Книга выглядела безобидно, но почему-то пугала Милану больше, чем яд. Словно с книгой она брала на себя обязательства, которые навсегда изменят её жизнь. Глафира просто сумасшедшая женщина, со странными причудами. Возможно, и яд не поможет и книга — обычный блокнот из массмаркета, но сердце холодело и замирало от взгляда на неё. Отказаться? Но Милана привыкла идти до конца, раз поверила в яд и в помощь этой женщины, значит, возьмёт книгу, чтобы Глафира не разочаровалась в своём участии.

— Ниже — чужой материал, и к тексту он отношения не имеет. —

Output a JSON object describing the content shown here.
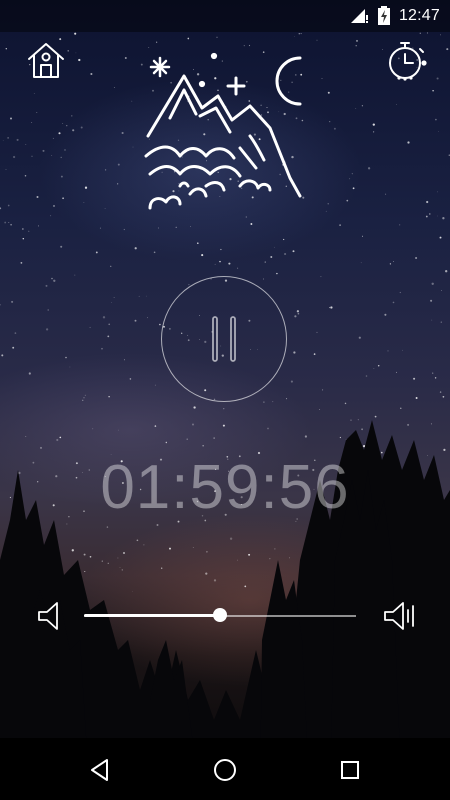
{
  "status_bar": {
    "time": "12:47",
    "icons": [
      "signal-icon",
      "battery-charging-icon"
    ]
  },
  "header": {
    "home_icon": "house-icon",
    "timer_icon": "stopwatch-icon",
    "scene_icon": "night-mountains-icon"
  },
  "player": {
    "state_icon": "pause-icon",
    "timer_display": "01:59:56"
  },
  "volume": {
    "level": 0.5,
    "low_icon": "volume-low-icon",
    "high_icon": "volume-high-icon"
  },
  "nav": {
    "items": [
      "back-icon",
      "home-circle-icon",
      "recents-icon"
    ]
  },
  "colors": {
    "icon": "#ffffff",
    "timer_text": "#ffffff66",
    "nav_background": "#000000",
    "sky_top": "#0d1330",
    "horizon_glow": "#823c32"
  }
}
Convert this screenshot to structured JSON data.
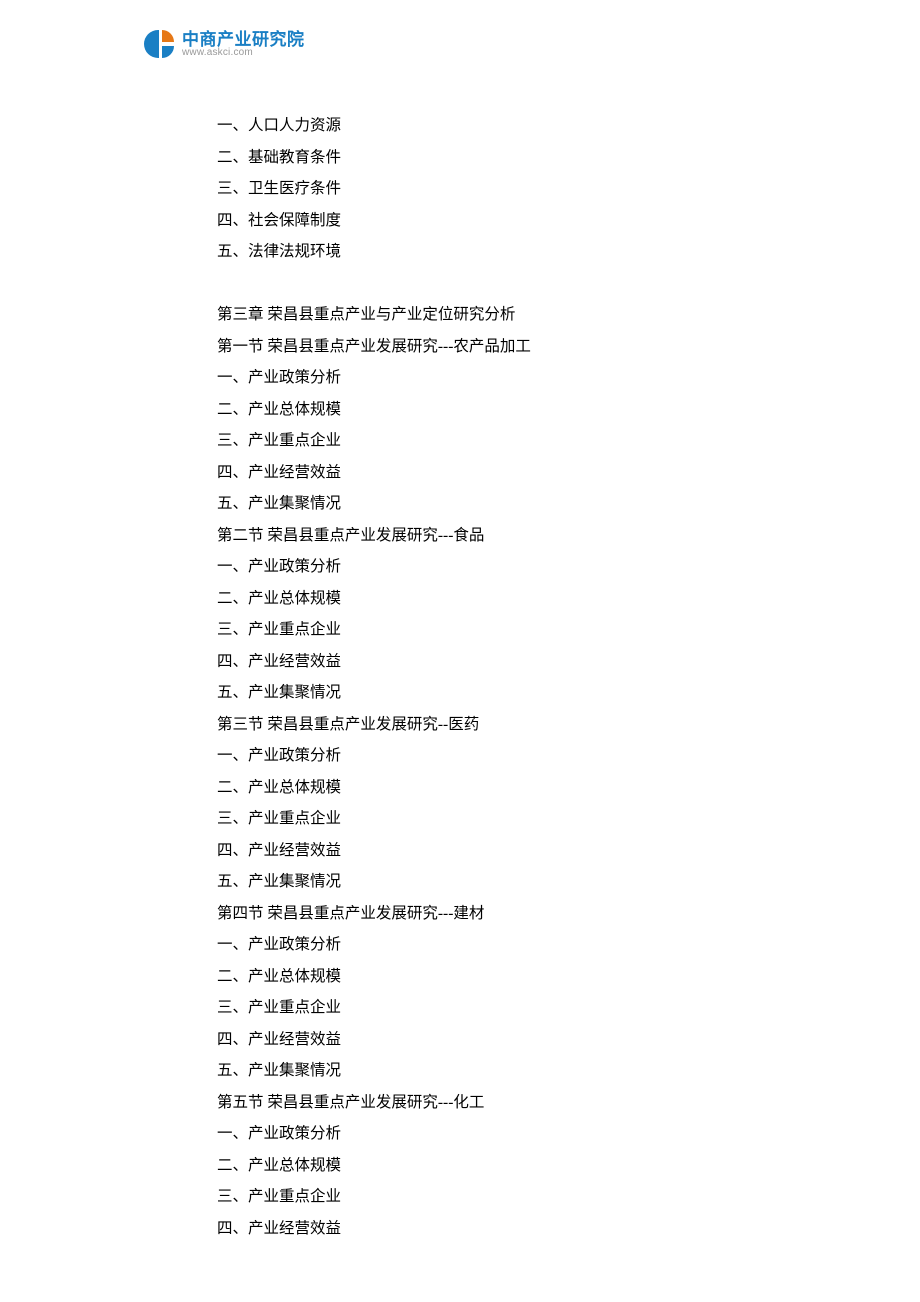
{
  "logo": {
    "title": "中商产业研究院",
    "url": "www.askci.com"
  },
  "lines": [
    "一、人口人力资源",
    "二、基础教育条件",
    "三、卫生医疗条件",
    "四、社会保障制度",
    "五、法律法规环境",
    "",
    "第三章  荣昌县重点产业与产业定位研究分析",
    "第一节  荣昌县重点产业发展研究---农产品加工",
    "一、产业政策分析",
    "二、产业总体规模",
    "三、产业重点企业",
    "四、产业经营效益",
    "五、产业集聚情况",
    "第二节  荣昌县重点产业发展研究---食品",
    "一、产业政策分析",
    "二、产业总体规模",
    "三、产业重点企业",
    "四、产业经营效益",
    "五、产业集聚情况",
    "第三节  荣昌县重点产业发展研究--医药",
    "一、产业政策分析",
    "二、产业总体规模",
    "三、产业重点企业",
    "四、产业经营效益",
    "五、产业集聚情况",
    "第四节  荣昌县重点产业发展研究---建材",
    "一、产业政策分析",
    "二、产业总体规模",
    "三、产业重点企业",
    "四、产业经营效益",
    "五、产业集聚情况",
    "第五节  荣昌县重点产业发展研究---化工",
    "一、产业政策分析",
    "二、产业总体规模",
    "三、产业重点企业",
    "四、产业经营效益"
  ]
}
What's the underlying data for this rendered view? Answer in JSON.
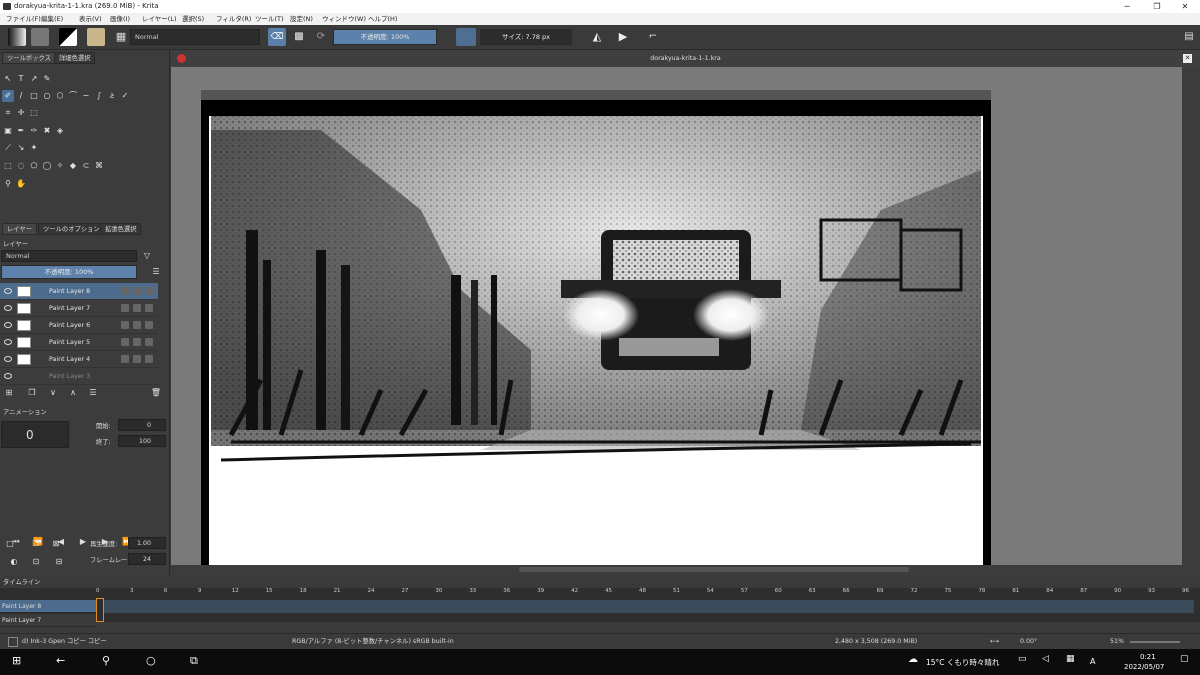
{
  "window": {
    "title": "dorakyua-krita-1-1.kra (269.0 MiB)  - Krita",
    "minimize": "─",
    "maximize": "❐",
    "close": "✕"
  },
  "menu": [
    "ファイル(F)",
    "編集(E)",
    "表示(V)",
    "画像(I)",
    "レイヤー(L)",
    "選択(S)",
    "フィルタ(R)",
    "ツール(T)",
    "設定(N)",
    "ウィンドウ(W)",
    "ヘルプ(H)"
  ],
  "toolbar": {
    "blend_mode": "Normal",
    "opacity": "不透明度: 100%",
    "size": "サイズ: 7.78 px"
  },
  "toolbox": {
    "tabs": [
      "ツールボックス",
      "詳細色選択"
    ]
  },
  "docker_tabs": [
    "レイヤー",
    "ツールのオプション",
    "拡張色選択"
  ],
  "layers": {
    "title": "レイヤー",
    "blend": "Normal",
    "opacity": "不透明度: 100%",
    "items": [
      "Paint Layer 8",
      "Paint Layer 7",
      "Paint Layer 6",
      "Paint Layer 5",
      "Paint Layer 4",
      "Paint Layer 3"
    ]
  },
  "animation": {
    "title": "アニメーション",
    "frame": "0",
    "start_label": "開始:",
    "start": "0",
    "end_label": "終了:",
    "end": "100",
    "speed_label": "再生速度:",
    "speed": "1.00",
    "fps_label": "フレームレート:",
    "fps": "24"
  },
  "document": {
    "tab_title": "dorakyua-krita-1-1.kra"
  },
  "timeline": {
    "title": "タイムライン",
    "ticks": [
      "0",
      "3",
      "6",
      "9",
      "12",
      "15",
      "18",
      "21",
      "24",
      "27",
      "30",
      "33",
      "36",
      "39",
      "42",
      "45",
      "48",
      "51",
      "54",
      "57",
      "60",
      "63",
      "66",
      "69",
      "72",
      "75",
      "78",
      "81",
      "84",
      "87",
      "90",
      "93",
      "96"
    ],
    "rows": [
      "Paint Layer 8",
      "Paint Layer 7"
    ]
  },
  "status": {
    "brush": "d) Ink-3 Gpen コピー コピー",
    "color": "RGB/アルファ (8-ビット整数/チャンネル)  sRGB built-in",
    "size": "2,480 x 3,508 (269.0 MiB)",
    "rotation": "0.00°",
    "zoom": "51%"
  },
  "taskbar": {
    "weather": "15°C  くもり時々晴れ",
    "time": "0:21",
    "date": "2022/05/07",
    "ime": "A"
  }
}
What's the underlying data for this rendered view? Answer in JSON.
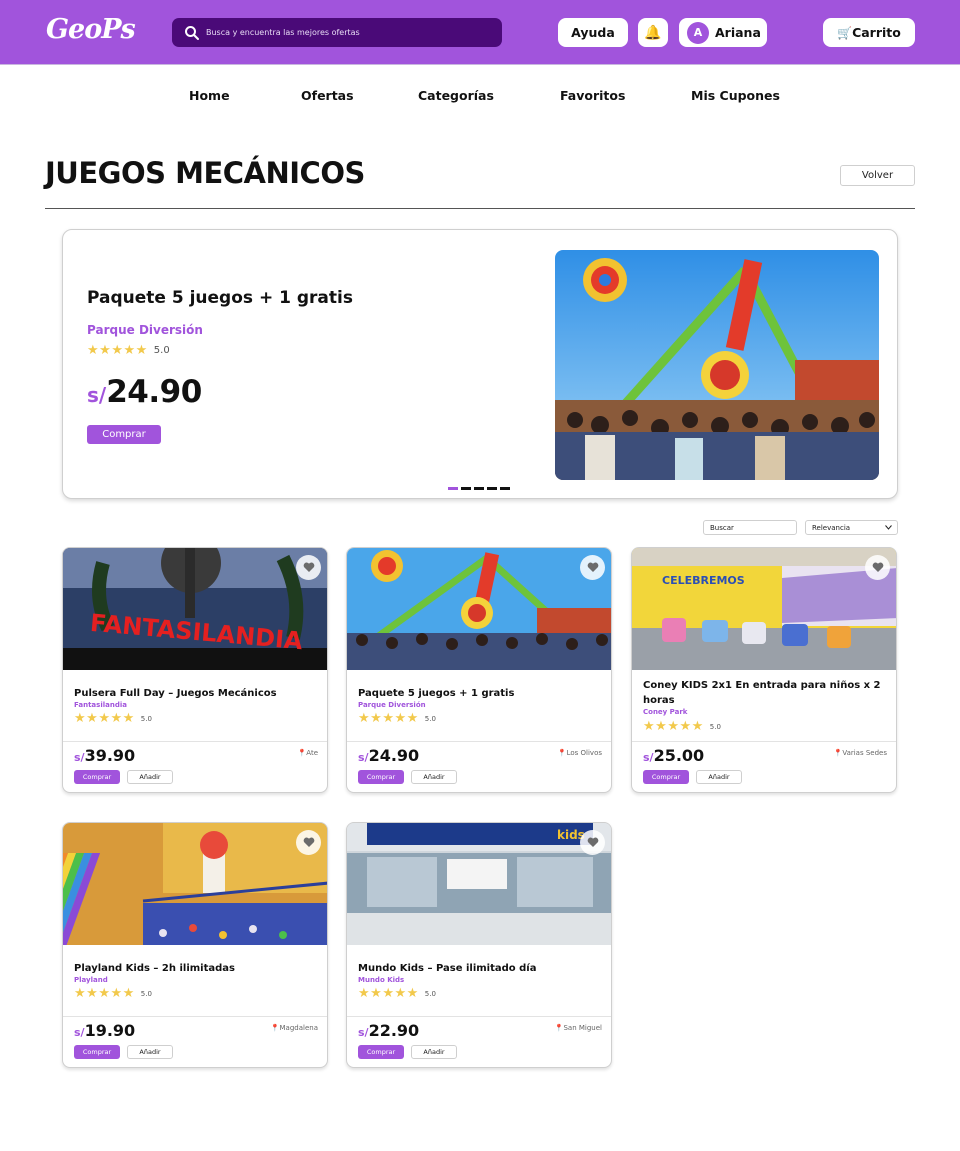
{
  "header": {
    "logo": "GeoPs",
    "search_placeholder": "Busca y encuentra las mejores ofertas",
    "help_label": "Ayuda",
    "user_initial": "A",
    "user_name": "Ariana",
    "cart_label": "Carrito",
    "cart_icon": "🛒",
    "bell_icon": "🔔"
  },
  "nav": [
    "Home",
    "Ofertas",
    "Categorías",
    "Favoritos",
    "Mis Cupones"
  ],
  "page": {
    "title": "JUEGOS MECÁNICOS",
    "back_label": "Volver"
  },
  "hero": {
    "title": "Paquete 5 juegos + 1 gratis",
    "vendor": "Parque Diversión",
    "rating": "5.0",
    "currency": "s/",
    "price": "24.90",
    "buy_label": "Comprar",
    "slides_total": 5,
    "active_slide": 1
  },
  "filters": {
    "search_placeholder": "Buscar",
    "sort_value": "Relevancia"
  },
  "products": [
    {
      "title": "Pulsera Full Day – Juegos Mecánicos",
      "vendor": "Fantasilandia",
      "rating": "5.0",
      "currency": "s/",
      "price": "39.90",
      "location": "Ate",
      "buy_label": "Comprar",
      "add_label": "Añadir",
      "image_sign": "FANTASILANDIA"
    },
    {
      "title": "Paquete 5 juegos + 1 gratis",
      "vendor": "Parque Diversión",
      "rating": "5.0",
      "currency": "s/",
      "price": "24.90",
      "location": "Los Olivos",
      "buy_label": "Comprar",
      "add_label": "Añadir"
    },
    {
      "title": "Coney KIDS 2x1 En entrada para niños x 2 horas",
      "vendor": "Coney Park",
      "rating": "5.0",
      "currency": "s/",
      "price": "25.00",
      "location": "Varias Sedes",
      "buy_label": "Comprar",
      "add_label": "Añadir",
      "image_sign": "CELEBREMOS"
    },
    {
      "title": "Playland Kids – 2h ilimitadas",
      "vendor": "Playland",
      "rating": "5.0",
      "currency": "s/",
      "price": "19.90",
      "location": "Magdalena",
      "buy_label": "Comprar",
      "add_label": "Añadir"
    },
    {
      "title": "Mundo Kids – Pase ilimitado día",
      "vendor": "Mundo Kids",
      "rating": "5.0",
      "currency": "s/",
      "price": "22.90",
      "location": "San Miguel",
      "buy_label": "Comprar",
      "add_label": "Añadir",
      "image_sign": "kids"
    }
  ],
  "colors": {
    "brand": "#a154dc",
    "search_bg": "#4a0a78",
    "star": "#f2c94c"
  },
  "icons": {
    "location": "📍",
    "star": "★",
    "favorite": "heart-icon"
  }
}
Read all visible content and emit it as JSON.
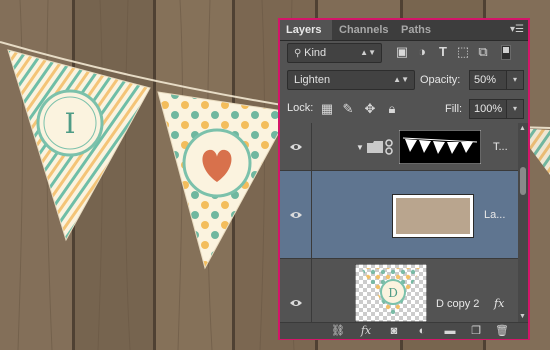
{
  "panel": {
    "tabs": [
      {
        "label": "Layers",
        "active": true
      },
      {
        "label": "Channels",
        "active": false
      },
      {
        "label": "Paths",
        "active": false
      }
    ],
    "filter": {
      "value": "Kind"
    },
    "blend_mode": {
      "value": "Lighten"
    },
    "opacity": {
      "label": "Opacity:",
      "value": "50%"
    },
    "lock": {
      "label": "Lock:"
    },
    "fill": {
      "label": "Fill:",
      "value": "100%"
    },
    "layers": [
      {
        "name": "T...",
        "type": "group",
        "visible": true,
        "selected": false
      },
      {
        "name": "La...",
        "type": "layer",
        "visible": true,
        "selected": true
      },
      {
        "name": "D copy 2",
        "type": "layer",
        "visible": true,
        "selected": false,
        "has_fx": true
      }
    ],
    "fx_label": "fx",
    "bottom_fx": "fx"
  },
  "banner": {
    "flag1_letter": "I",
    "flag3_letter": "D"
  },
  "colors": {
    "panel_border": "#d4156a",
    "panel_bg": "#535353",
    "selected_layer": "#5f7590",
    "wood": "#7d6b57",
    "teal": "#5bab96",
    "orange": "#f2b35a",
    "heart": "#d8714c"
  }
}
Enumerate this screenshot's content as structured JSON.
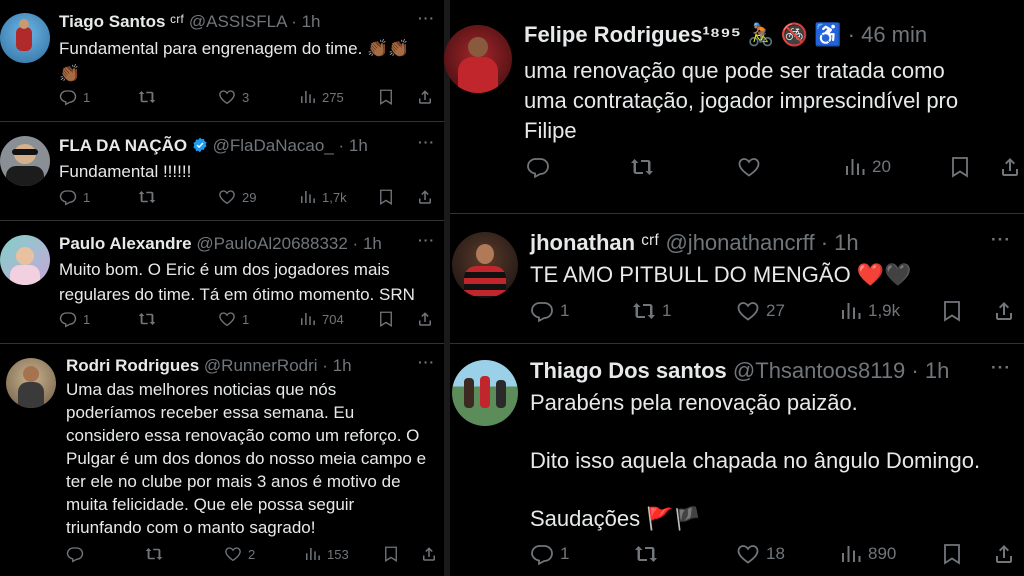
{
  "left": {
    "tweets": [
      {
        "name": "Tiago Santos",
        "badge": "ᶜʳᶠ",
        "handle": "@ASSISFLA",
        "time": "1h",
        "text_lines": [
          "Fundamental para engrenagem do time. 👏🏾👏🏾",
          "👏🏾"
        ],
        "reply": "1",
        "retweet": "",
        "like": "3",
        "views": "275"
      },
      {
        "name": "FLA DA NAÇÃO",
        "badge": "",
        "handle": "@FlaDaNacao_",
        "time": "1h",
        "text_lines": [
          "Fundamental !!!!!!"
        ],
        "reply": "1",
        "retweet": "",
        "like": "29",
        "views": "1,7k"
      },
      {
        "name": "Paulo Alexandre",
        "badge": "",
        "handle": "@PauloAl20688332",
        "time": "1h",
        "text_lines": [
          "Muito bom. O Eric é um dos jogadores mais",
          "regulares do time. Tá em ótimo momento.  SRN"
        ],
        "reply": "1",
        "retweet": "",
        "like": "1",
        "views": "704"
      },
      {
        "name": "Rodri Rodrigues",
        "badge": "",
        "handle": "@RunnerRodri",
        "time": "1h",
        "text_lines": [
          "Uma das melhores noticias que nós",
          "poderíamos receber essa semana. Eu",
          "considero essa renovação como um reforço. O",
          "Pulgar é um dos donos do nosso meia campo e",
          "ter ele no clube por mais 3 anos é motivo de",
          "muita felicidade. Que ele possa seguir",
          "triunfando com o manto sagrado!"
        ],
        "reply": "",
        "retweet": "",
        "like": "2",
        "views": "153"
      }
    ]
  },
  "right": {
    "tweets": [
      {
        "name": "Felipe Rodrigues¹⁸⁹⁵",
        "emoji": "🚴🏽 🚳 ♿",
        "handle": "",
        "time": "46 min",
        "text_lines": [
          "uma renovação que pode ser tratada como",
          "uma contratação, jogador imprescindível pro",
          "Filipe"
        ],
        "reply": "",
        "retweet": "",
        "like": "",
        "views": "20"
      },
      {
        "name": "jhonathan",
        "badge": "ᶜʳᶠ",
        "handle": "@jhonathancrff",
        "time": "1h",
        "text_lines": [
          "TE AMO PITBULL DO MENGÃO ❤️🖤"
        ],
        "reply": "1",
        "retweet": "1",
        "like": "27",
        "views": "1,9k"
      },
      {
        "name": "Thiago Dos santos",
        "badge": "",
        "handle": "@Thsantoos8119",
        "time": "1h",
        "text_lines": [
          "Parabéns pela renovação paizão.",
          "",
          "Dito isso aquela chapada no ângulo Domingo.",
          "",
          "Saudações 🚩🏴"
        ],
        "reply": "1",
        "retweet": "",
        "like": "18",
        "views": "890"
      }
    ]
  },
  "icons": {
    "more": "more-icon",
    "reply": "reply-icon",
    "retweet": "retweet-icon",
    "like": "like-icon",
    "views": "views-icon",
    "bookmark": "bookmark-icon",
    "share": "share-icon",
    "verified": "verified-badge-icon"
  },
  "colors": {
    "background": "#000000",
    "text": "#e7e9ea",
    "muted": "#71767b",
    "divider": "#2f3336",
    "verified": "#1d9bf0"
  }
}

В этот раз Милане показалась, что она шагнула из подвала прямо в свет, голубой свет тающей Луны. Яд в бутылке вспыхнул ядовито-зелёным, книга обожгла кожу на груди. Дома Милану встретила тревожная тишина. Дети спали, но они проснутся и начнут говорить, а через них с ней будет говорить Ян, из их рта польются его мысли, его пренебрежение. Он забыл свои клятвы, но Милана напомнит: она сделает ему так же больно, как он ей. Дети беспомощны, она может их просто убить, что скажет Ян, найдя тела своих сыновей? Будет ли он рыдать, как рыдала она? Нет, стирать всю эту мерзкую человеческую поросль надо целиком. Стирать..да, это мысль.
В ванной плавала одежда Яна. Милана осторожно доставала её рукой в резиновой перчатке. К выходным она упакует вещи детей и бывшего мужа в сумки. Он не примет эти вещи из её рук, но его сыновья — другое дело. Они достанут его вещи из своих сумок и отдадут отцу. Жаль..Жаль, что они оказались так похожи на своего отца. Эгоистичные, самовлюблённые и такие же глупые. Мир будет лучше без них. Милана — молодая женщина, и у неё ещё много долгих лет впереди, которые она проживёт так, как мечтала. Пусть всё плохое останется в прошлом, там, где остались её родители и её брат, решившие когда-то остановить Милану на пути к счастью.